Number of files in cache2/entries is (count - removed - empty).


> If one compares the number 168567 to the number 7189, does that indicate
> that there is a high degree of cache activity relative to the number of
> files cached?

No. It doesn't make sense to compare number of log lines to entry count. During startup we log every record found in the index, but otherwise cache activity and entry count are totally unrelated.

> Nevertheless there are 1451560 logged cache operations across 8min7sec,
> however there is only 7189 cache files.
> 
> Now, I know little about the internal workings of this specific cache. But
> looking at the data as I have, does it not seem that the cache is very busy?
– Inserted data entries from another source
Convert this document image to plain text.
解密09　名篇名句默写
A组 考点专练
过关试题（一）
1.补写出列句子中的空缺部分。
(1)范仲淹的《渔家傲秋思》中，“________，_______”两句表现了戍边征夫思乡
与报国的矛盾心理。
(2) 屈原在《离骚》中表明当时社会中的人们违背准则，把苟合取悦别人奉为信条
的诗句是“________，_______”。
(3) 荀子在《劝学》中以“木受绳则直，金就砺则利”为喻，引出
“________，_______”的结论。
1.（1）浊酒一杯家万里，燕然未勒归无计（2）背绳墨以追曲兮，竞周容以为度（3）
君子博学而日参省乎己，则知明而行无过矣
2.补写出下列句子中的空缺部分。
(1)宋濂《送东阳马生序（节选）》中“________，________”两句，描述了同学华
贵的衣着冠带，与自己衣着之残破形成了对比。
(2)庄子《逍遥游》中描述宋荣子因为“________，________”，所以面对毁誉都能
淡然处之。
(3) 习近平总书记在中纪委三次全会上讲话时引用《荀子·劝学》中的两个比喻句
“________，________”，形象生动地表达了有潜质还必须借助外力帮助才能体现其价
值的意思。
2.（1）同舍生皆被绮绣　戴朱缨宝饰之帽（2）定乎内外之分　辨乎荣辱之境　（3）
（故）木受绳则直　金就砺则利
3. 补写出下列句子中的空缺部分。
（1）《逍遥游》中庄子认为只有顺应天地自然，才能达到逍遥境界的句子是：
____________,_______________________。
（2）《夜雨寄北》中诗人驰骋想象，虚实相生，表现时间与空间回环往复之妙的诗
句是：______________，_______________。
This just mean that logging in cache is verbose.

At what time did you notice slowdown in this session?
(In reply to Michal Novotny (:michal) from comment #51)

Well it seems that for me to create http cache logs and (not very successfully) trying to interpret and correlate them with the slowdown is not leading to any useful observations.

May I humbly suggest that the best method of analysis would be to load up the test session I have been using (see comment 33 and 37), with a low 99MB cache limit, reload all the tabs, and see what happens. Then do the same with a 500MB cache limit. There is nothing like seeing what is going on with your own eyes.

I hope that one of the two resident experts is willing to do that. The observation remains that when the cache is at the limit, the CPU usage goes crazy and the browser is near catatonic, for hours in more extreme cases. I devised a test case that shows exactly that, and I hope someone will run it.
While waiting for some progress on this problem, can someone please tell me what changes I have to make in the source code to recompile Firefox with a higher http cache size limit? For example 2048MB instead of 1024MB.
I cannot reproduce it. I tried to load 100 tabs when cache size was 80MB. When the limit was set 500MB it took 58 seconds. When the limit was set to 80MB it took 61 seconds. Both tests were started with the same profile and the same cache content.

Honza, please have a look at the log in comments 47-48. Maybe you'll find something. All I can say is that the problem is not in the eviction.
Flags: needinfo?(honzab.moz)
(In reply to Michal Novotny (:michal) from comment #55)

Did you open and view 100 new tabs with 100 new and different URLs AFTER the cache was already full (at the limit)?
100 tabs with 100 different URLs was loaded when the cache was at the limit. In total ~100MB of cacheable data was downloaded so evicting was running all the time. It's not possible to view 100 tabs at the same time, so I'm not sure what you mean by viewing it.
Thanks Michal.  I will not have time to try to repro with the stored session, even more when it's not reproducible with it.  Logs didn't reveal anything critical too.

reikerd, I think profiling with some external profiler (like AMD's CodeAnalyst [1] or its successor CodeXL [2]) is the best way to figure out what's going on.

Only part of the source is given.